# Forum Home Renovation Sub Flooring  The sinking stump, and how to fix it?

## renee

Help, I bought an old weatherboard miners cottage built 1900 in rather terrible state. I have to do some work on it to make it livable so I can rent it out. My problem, or one of many is the house isnt straight. It was moved from another site (i dont know when) and put onto concrete footings/piers (is there a difference). And well Im not sure what I should do? Ive enlclosed photo's. Not sure if its so noticeable due to the angle. It is primarily the back left hand corner under the kitchen. If you look under that corner of the house, the supporting beam (sorry dont know the exact name.. Im a midwife!!) is bowing. And the pier appears to have sunk slightly. The house seems to sit on land that is lower then the surrounds and when it rains it gets a rather large pool of water accumulating under the house... this being the second problem. I might add, I have the worlds smallest budget for said renovation, and this is a solo project. So helpful advice would be so appreciated. Also is that asbestos at the back of the house??

----------


## Pulse

Not surprised you're asking for help there... 
Renovators delight... Anyway, you need to replace the sinking stump with a new one. This is done with jacks to lift up the house and support it with acrow props (from kennards or any hire place) while you put in a new stump on a concrete base. the concrete base should be at least 450mm in diameter and dug until you reach solid bearing surface. 
Getting the water sorted should be a priority too.. 
Houses like this are fun to renovate but full of problems..  
Cheers
Pulse

----------


## renee

thanks for the reply.
I had an old builder have a look, and his suggestion was to just put in an extra stump between the back two, and chock up the corner. Is this something that any builder/handyman could do. How much does putting in a new stump cost... I guess how long is a piece of string.

----------


## Pulse

Stumps only sink when they were not installed properly, as they sink the load is taken by other stumps until it can bear the load. 
The reasons include:
1. bearing area too small
2. ground soft or wet or fill 
Packing won't work long term  
Pulse

----------


## ibuildbenches

Renee, I would try to address the moisture problem first as you will only expose any new footings and stumps to the same problem. 
Judging by the first picture you do not have enough support as it seems like the bearers (support beams) are simply 2 peices of hardwood on their flat.  
Regarding the asbestos. If the house is 1900's I would most likely say it is. Get a professional in to have a look at that. 
Matt

----------


## watson

For what to do...identification....and all things asbestos in renovations.....please check the Asbestos Forum Stickies.......... * here*

----------


## renee

thanks for the reply, your right Matt, although it is hard to see in the photo due to the angle, but the support beam is rather bowed.
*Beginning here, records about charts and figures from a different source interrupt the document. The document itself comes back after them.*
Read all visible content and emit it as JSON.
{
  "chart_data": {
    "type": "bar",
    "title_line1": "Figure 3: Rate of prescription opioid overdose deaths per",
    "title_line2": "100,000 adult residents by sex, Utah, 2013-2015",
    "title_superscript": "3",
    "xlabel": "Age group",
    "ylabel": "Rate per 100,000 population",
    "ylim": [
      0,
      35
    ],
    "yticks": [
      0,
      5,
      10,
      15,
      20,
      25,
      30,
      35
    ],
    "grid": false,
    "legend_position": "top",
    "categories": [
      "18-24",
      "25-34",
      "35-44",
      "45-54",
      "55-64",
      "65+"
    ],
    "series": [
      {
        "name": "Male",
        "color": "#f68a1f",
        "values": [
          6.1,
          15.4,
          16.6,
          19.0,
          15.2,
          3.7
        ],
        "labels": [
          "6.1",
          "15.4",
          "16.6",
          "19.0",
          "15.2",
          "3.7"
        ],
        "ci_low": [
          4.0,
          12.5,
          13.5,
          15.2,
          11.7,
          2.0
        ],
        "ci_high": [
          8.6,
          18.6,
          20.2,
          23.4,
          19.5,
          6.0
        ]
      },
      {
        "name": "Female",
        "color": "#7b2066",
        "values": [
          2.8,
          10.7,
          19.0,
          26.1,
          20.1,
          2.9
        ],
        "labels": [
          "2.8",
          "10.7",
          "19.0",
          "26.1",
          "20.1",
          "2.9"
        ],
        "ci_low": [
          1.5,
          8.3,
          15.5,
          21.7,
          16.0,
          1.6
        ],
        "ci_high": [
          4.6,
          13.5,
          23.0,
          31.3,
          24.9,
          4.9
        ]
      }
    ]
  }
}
I guess Im not in a position to invest heavily in the house at the moment, and am looking for a medium term solution, I know this is not ideal but.....

----------


## ibuildbenches

If your in a position to do it yourself, it wont cost you alot to re-stump your house. A friend of mine just did his. Its not the best job in the world but its worth it if your saving $5,000 getting someone else to do it. 
If you can dig holes and use a jack, your half way there!

----------


## autogenous

Make sure your soak wells are working properly.  This is the problem a lot of the time. 
Downpipes carry the water away from the structure so it doesnt sink to put it simply. 
People disconnect downpipes and the house snaps in half.

----------


## Bloss

We're talking a temporary fix here so no reason why your 'old builder' mate advice shouldn't be followed. Good to check drainage and any other causes, but a jack up to level and a new stump in the middle sitting on a good sized plate or even a few bricks as a pad sitting in a levelled area where the stump is to be and you'll get quite a few more years without to much trouble. 
It might not want to go up easily so as a measure to stop it dropping anymore you use a piece of suitable timber and some HW wedges at the top or bottom whichever is most accessible and just wedge a post into place. Again with a good plate (the piece of timber of concrete or bricks the posts sits on that spreads the load across the ground at the bottom) it'll be fine for quite a while. Using wedges and a screw to hold them once in place means that if it comes a bit loose you can take out the screw tap the wedges tight and refix. 
Easy enough job for a DIYer, but if the old builder will give some guidance for some cash or a slab or two that'd be the go. Main thing is just to stop it getting worse and to give you enough time to save for any major work - renos or complete re-stumping etc. 
Read the sticky as Watson says, but that'll be asbestos sheeting odds on. No panic or need to remove though - just follow the safety precautions to refix, prep and paint etc.  :2thumbsup:

----------